Tracking stocks, in two situations, are likely to be better
than either carve-outs or spin-offs, since both require at least
some separation of assets:
• If the parent or the subsidiary
of a US company has net operating losses that can be used to
offset taxable profits. More than 50 percent of the companies that
have issued tracking stocks take advantage of the parent’s or
the subsidiary’s net operating losses in this way.

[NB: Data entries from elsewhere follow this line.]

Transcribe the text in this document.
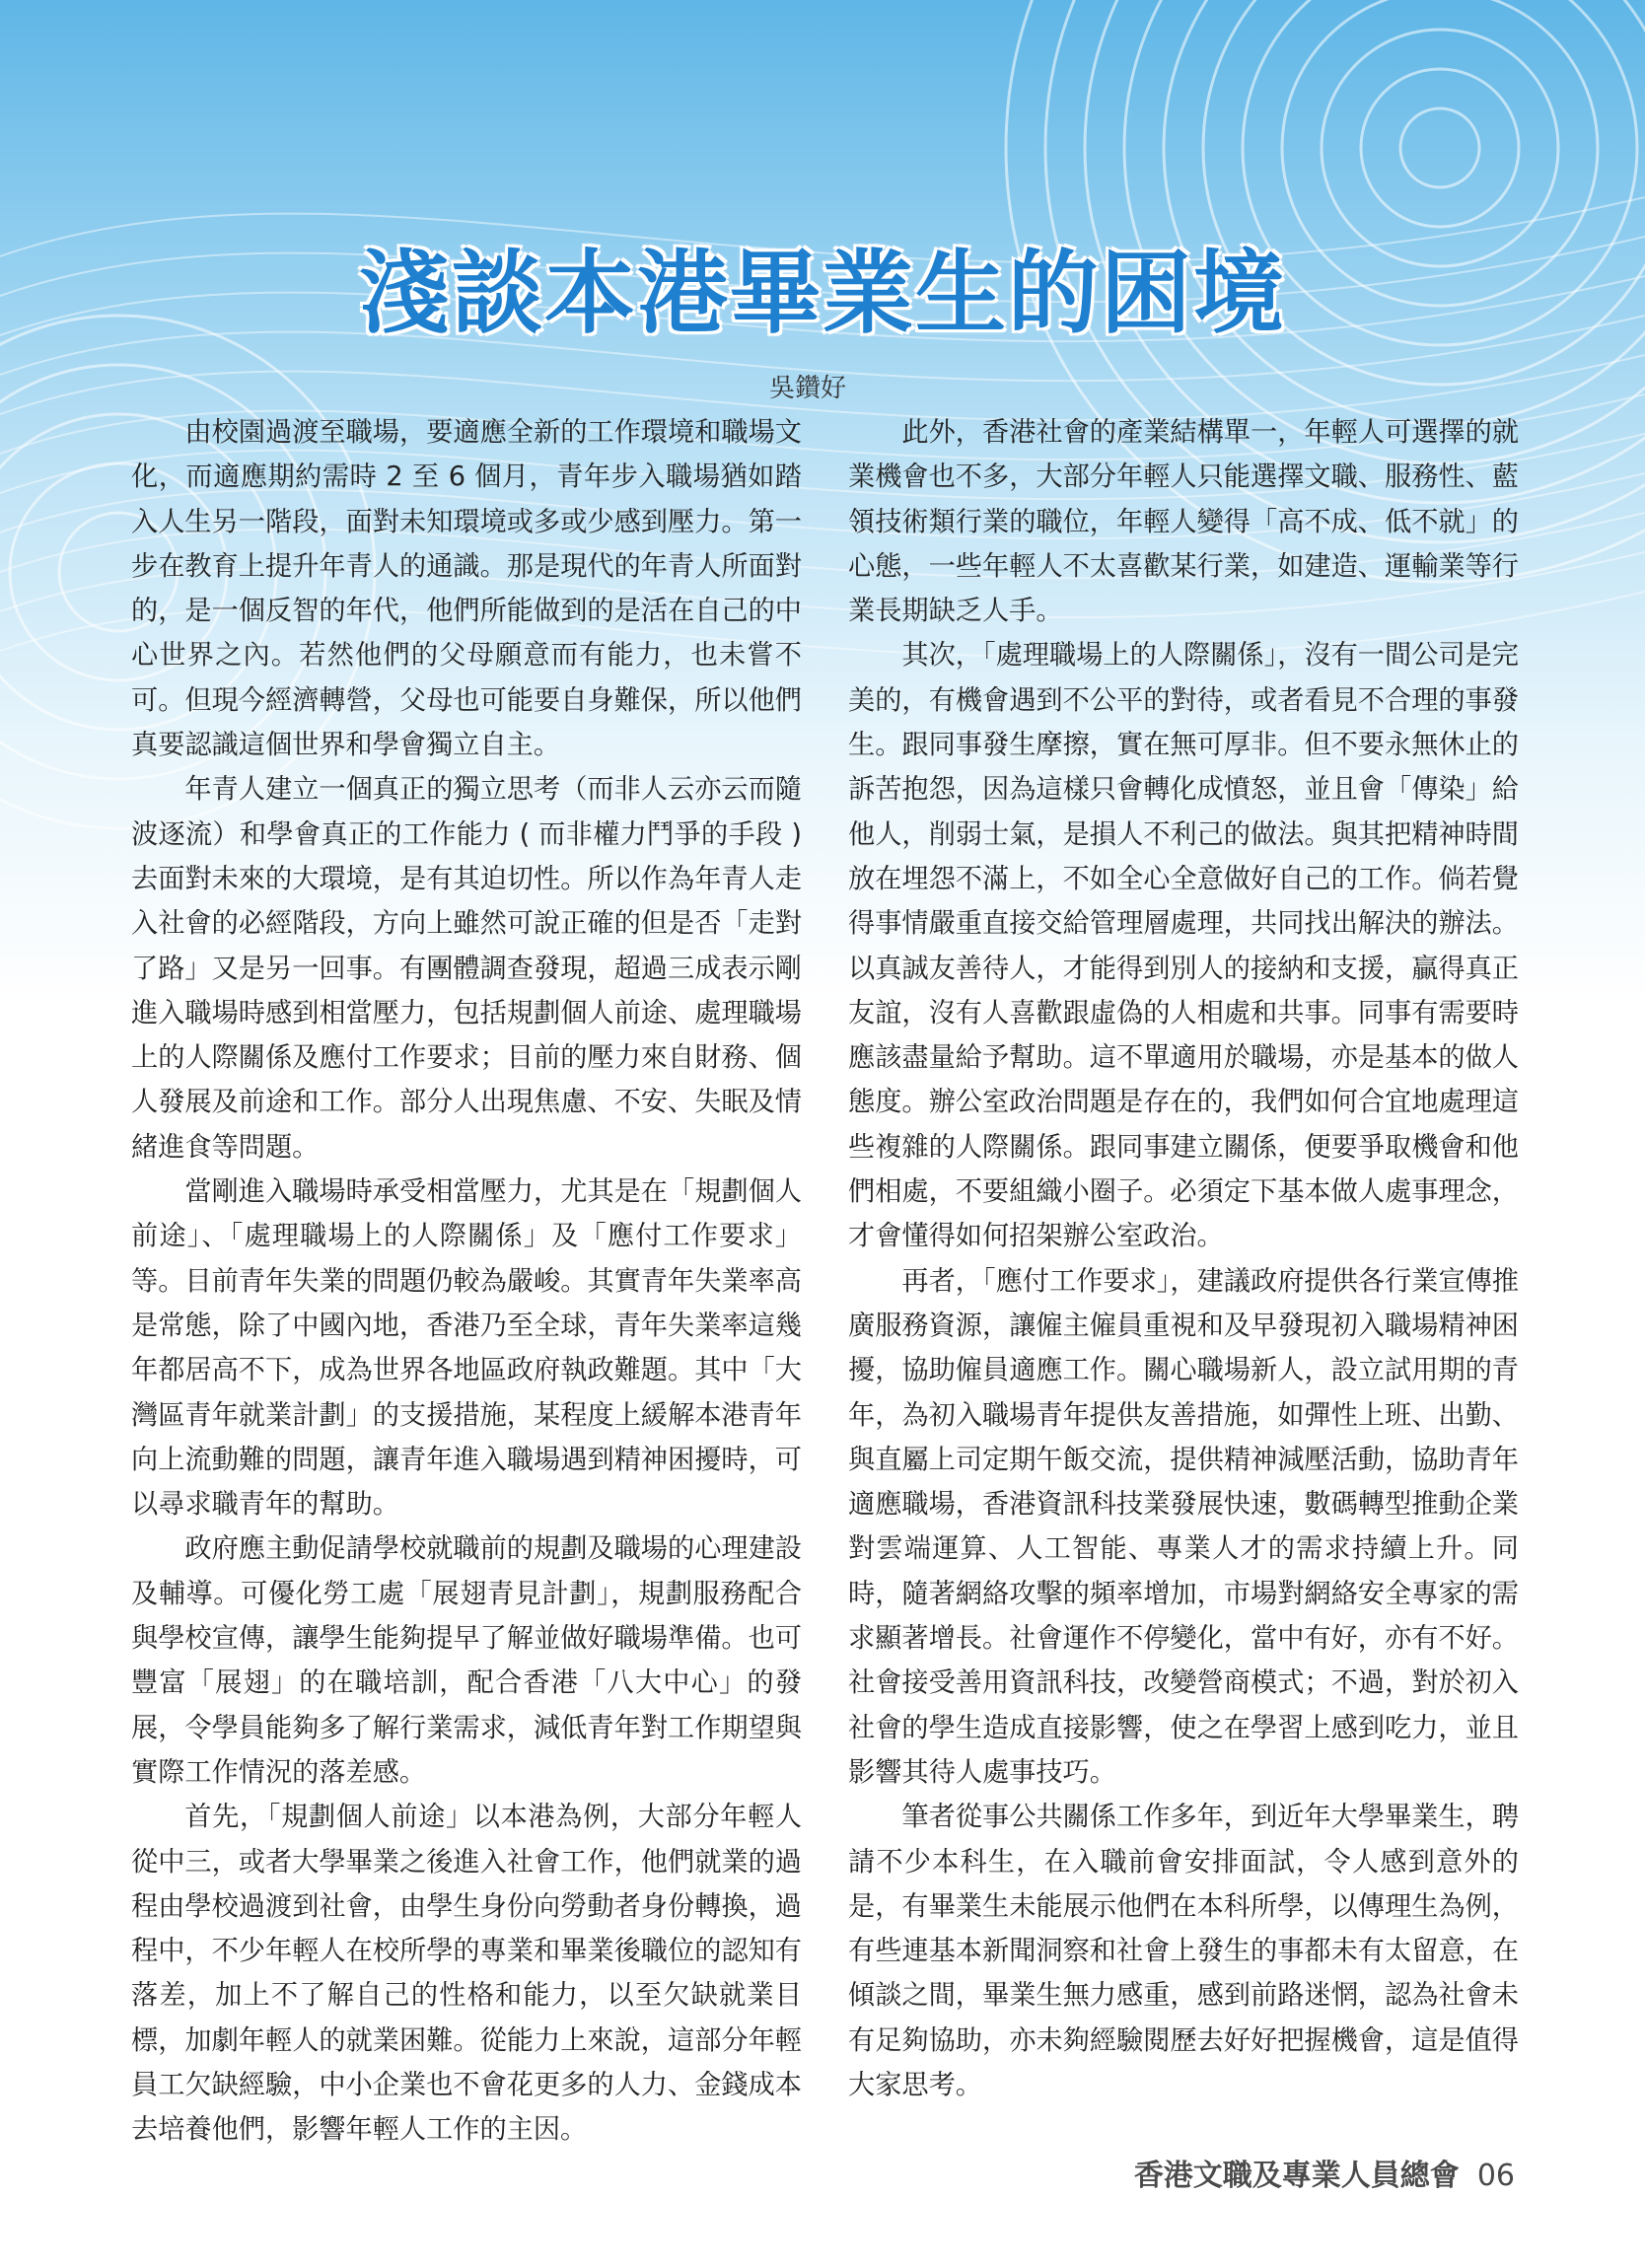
淺談本港畢業生的困境
吳鑽好

由校園過渡至職場，要適應全新的工作環境和職場文化，而適應期約需時 2 至 6 個月，青年步入職場猶如踏入人生另一階段，面對未知環境或多或少感到壓力。第一步在教育上提升年青人的通識。那是現代的年青人所面對的，是一個反智的年代，他們所能做到的是活在自己的中心世界之內。若然他們的父母願意而有能力，也未嘗不可。但現今經濟轉營，父母也可能要自身難保，所以他們真要認識這個世界和學會獨立自主。

年青人建立一個真正的獨立思考（而非人云亦云而隨波逐流）和學會真正的工作能力 ( 而非權力鬥爭的手段 ) 去面對未來的大環境，是有其迫切性。所以作為年青人走入社會的必經階段，方向上雖然可說正確的但是否「走對了路」又是另一回事。有團體調查發現，超過三成表示剛進入職場時感到相當壓力，包括規劃個人前途、處理職場上的人際關係及應付工作要求；目前的壓力來自財務、個人發展及前途和工作。部分人出現焦慮、不安、失眠及情緒進食等問題。

當剛進入職場時承受相當壓力，尤其是在「規劃個人前途」、「處理職場上的人際關係」及「應付工作要求」等。目前青年失業的問題仍較為嚴峻。其實青年失業率高是常態，除了中國內地，香港乃至全球，青年失業率這幾年都居高不下，成為世界各地區政府執政難題。其中「大灣區青年就業計劃」的支援措施，某程度上緩解本港青年向上流動難的問題，讓青年進入職場遇到精神困擾時，可以尋求職青年的幫助。

政府應主動促請學校就職前的規劃及職場的心理建設及輔導。可優化勞工處「展翅青見計劃」，規劃服務配合與學校宣傳，讓學生能夠提早了解並做好職場準備。也可豐富「展翅」的在職培訓，配合香港「八大中心」的發展，令學員能夠多了解行業需求，減低青年對工作期望與實際工作情況的落差感。

首先，「規劃個人前途」以本港為例，大部分年輕人從中三，或者大學畢業之後進入社會工作，他們就業的過程由學校過渡到社會，由學生身份向勞動者身份轉換，過程中，不少年輕人在校所學的專業和畢業後職位的認知有落差，加上不了解自己的性格和能力，以至欠缺就業目標，加劇年輕人的就業困難。從能力上來說，這部分年輕員工欠缺經驗，中小企業也不會花更多的人力、金錢成本去培養他們，影響年輕人工作的主因。

此外，香港社會的產業結構單一，年輕人可選擇的就業機會也不多，大部分年輕人只能選擇文職、服務性、藍領技術類行業的職位，年輕人變得「高不成、低不就」的心態，一些年輕人不太喜歡某行業，如建造、運輸業等行業長期缺乏人手。

其次，「處理職場上的人際關係」，沒有一間公司是完美的，有機會遇到不公平的對待，或者看見不合理的事發生。跟同事發生摩擦，實在無可厚非。但不要永無休止的訴苦抱怨，因為這樣只會轉化成憤怒，並且會「傳染」給他人，削弱士氣，是損人不利己的做法。與其把精神時間放在埋怨不滿上，不如全心全意做好自己的工作。倘若覺得事情嚴重直接交給管理層處理，共同找出解決的辦法。以真誠友善待人，才能得到別人的接納和支援，贏得真正友誼，沒有人喜歡跟虛偽的人相處和共事。同事有需要時應該盡量給予幫助。這不單適用於職場，亦是基本的做人態度。辦公室政治問題是存在的，我們如何合宜地處理這些複雜的人際關係。跟同事建立關係，便要爭取機會和他們相處，不要組織小圈子。必須定下基本做人處事理念，才會懂得如何招架辦公室政治。

再者，「應付工作要求」，建議政府提供各行業宣傳推廣服務資源，讓僱主僱員重視和及早發現初入職場精神困擾，協助僱員適應工作。關心職場新人，設立試用期的青年，為初入職場青年提供友善措施，如彈性上班、出勤、與直屬上司定期午飯交流，提供精神減壓活動，協助青年適應職場，香港資訊科技業發展快速，數碼轉型推動企業對雲端運算、人工智能、專業人才的需求持續上升。同時，隨著網絡攻擊的頻率增加，市場對網絡安全專家的需求顯著增長。社會運作不停變化，當中有好，亦有不好。社會接受善用資訊科技，改變營商模式；不過，對於初入社會的學生造成直接影響，使之在學習上感到吃力，並且影響其待人處事技巧。

筆者從事公共關係工作多年，到近年大學畢業生，聘請不少本科生，在入職前會安排面試，令人感到意外的是，有畢業生未能展示他們在本科所學，以傳理生為例，有些連基本新聞洞察和社會上發生的事都未有太留意，在傾談之間，畢業生無力感重，感到前路迷惘，認為社會未有足夠協助，亦未夠經驗閱歷去好好把握機會，這是值得大家思考。

香港文職及專業人員總會 06
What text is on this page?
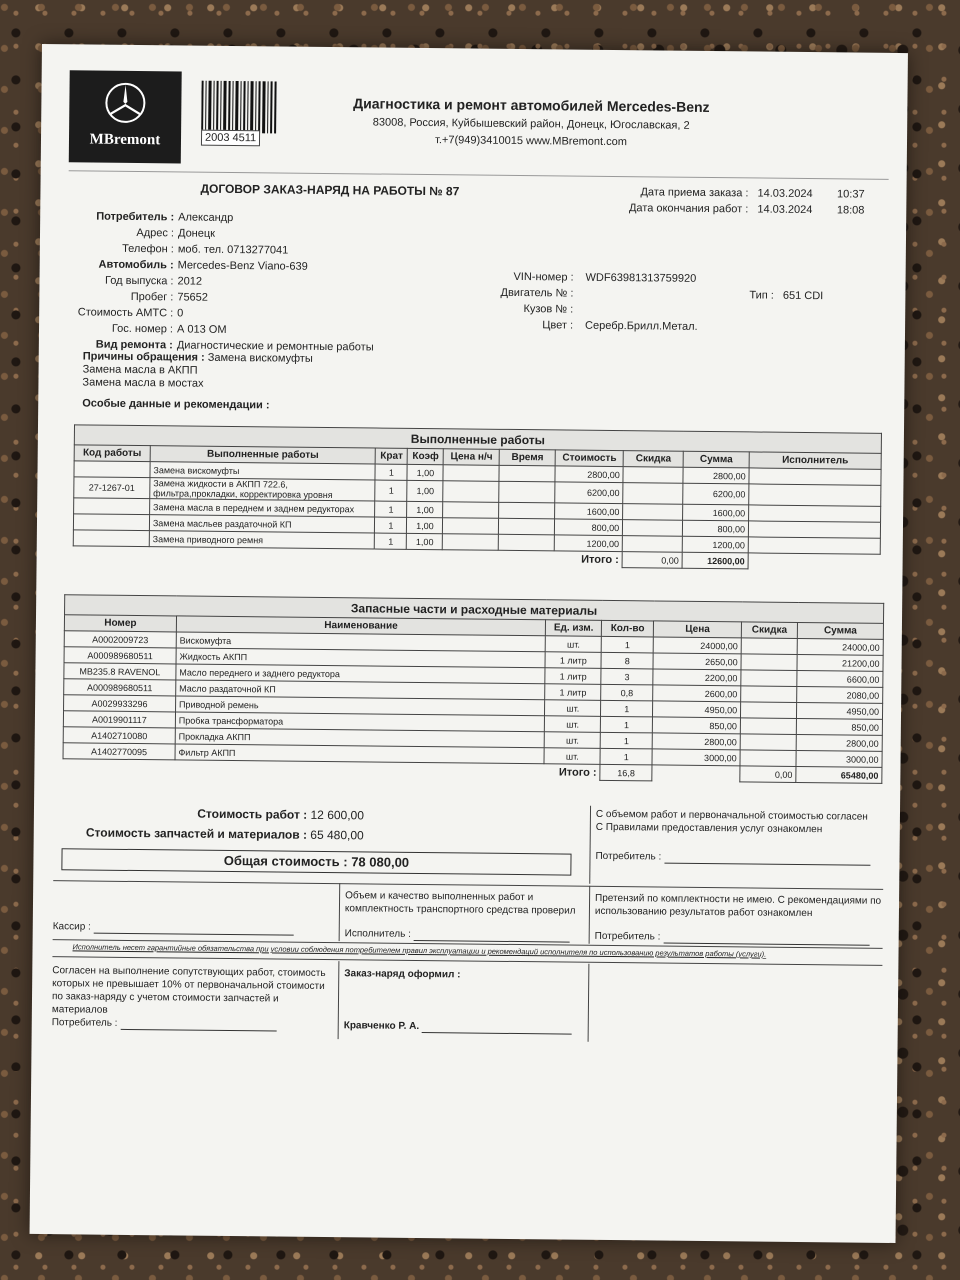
MBremont	2003 4511
Диагностика и ремонт автомобилей Mercedes-Benz
83008, Россия, Куйбышевский район, Донецк, Югославская, 2
т.+7(949)3410015 www.MBremont.com
ДОГОВОР ЗАКАЗ-НАРЯД НА РАБОТЫ № 87	Дата приема заказа : 14.03.2024 10:37
Дата окончания работ : 14.03.2024 18:08
Потребитель : Александр
Адрес : Донецк
Телефон : моб. тел. 0713277041
Автомобиль : Mercedes-Benz Viano-639
Год выпуска : 2012
Пробег : 75652
Стоимость АМТС : 0
Гос. номер : А 013 ОМ
Вид ремонта : Диагностические и ремонтные работы
VIN-номер :	WDF63981313759920
Двигатель № :
Кузов № :
Цвет :	Серебр.Брилл.Метал.
Тип : 651 CDI
Причины обращения : Замена вискомуфты
Замена масла в АКПП
Замена масла в мостах
Особые данные и рекомендации :
Выполненные работы									
Код работы	Выполненные работы	Крат	Коэф	Цена н/ч	Время	Стоимость	Скидка	Сумма	Исполнитель
	Замена вискомуфты	1	1,00			2800,00		2800,00	
27-1267-01	Замена жидкости в АКПП 722.6, фильтра,прокладки, корректировка уровня	1	1,00			6200,00		6200,00	
	Замена масла в переднем и заднем редукторах	1	1,00			1600,00		1600,00	
	Замена масльев раздаточной КП	1	1,00			800,00		800,00	
	Замена приводного ремня	1	1,00			1200,00		1200,00	
						Итого :	0,00	12600,00	
Запасные части и расходные материалы						
Номер	Наименование	Ед. изм.	Кол-во	Цена	Скидка	Сумма
A0002009723	Вискомуфта	шт.	1	24000,00		24000,00
A000989680511	Жидкость АКПП	1 литр	8	2650,00		21200,00
MB235.8 RAVENOL	Масло переднего и заднего редуктора	1 литр	3	2200,00		6600,00
A000989680511	Масло раздаточной КП	1 литр	0,8	2600,00		2080,00
A0029933296	Приводной ремень	шт.	1	4950,00		4950,00
A0019901117	Пробка трансформатора	шт.	1	850,00		850,00
A1402710080	Прокладка АКПП	шт.	1	2800,00		2800,00
A1402770095	Фильтр АКПП	шт.	1	3000,00		3000,00
		Итого :	16,8		0,00	65480,00
Стоимость работ : 12 600,00
Стоимость запчастей и материалов : 65 480,00
Общая стоимость : 78 080,00
С объемом работ и первоначальной стоимостью согласен
С Правилами предоставления услуг ознакомлен
Потребитель :
Кассир :
Объем и качество выполненных работ и комплектность транспортного средства проверил
Исполнитель :
Претензий по комплектности не имею. С рекомендациями по использованию результатов работ ознакомлен
Потребитель :
Исполнитель несет гарантийные обязательства при условии соблюдения потребителем правил эксплуатации и рекомендаций исполнителя по использованию результатов работы (услуги).
Согласен на выполнение сопутствующих работ, стоимость которых не превышает 10% от первоначальной стоимости по заказ-наряду с учетом стоимости запчастей и материалов
Потребитель :
Заказ-наряд оформил :
Кравченко Р. А.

Genzyme has used the losses flowing from the high R&D expenses
of its Tissue Repair tracking stock to reduce taxes at the
corporate level.
• If restructuring seems to be attractive, but the
parent and the subsidiary share synergies or use similar business
systems. The Delhi Group of USX operated gas-processing plants
jointly with Marathon Oil. A spin-off would have required what at
that time was an unnatural division of these assets, but the Delhi
tracking stock, which began trading in 1992, eliminated the need
for a separation.
~ ~ ~
Companies that restructure their ownership can often improve the
performance of business units by exposing them to the market and
thus attracting a more focused analyst community and new
investors. More important, such companies can improve their
operating performance by providing incentives for managers and
increasing their strategic flexibility. Used judiciously,
spin-offs, equity carve-outs, and tracking stocks are important
tools that help corporate management increase value.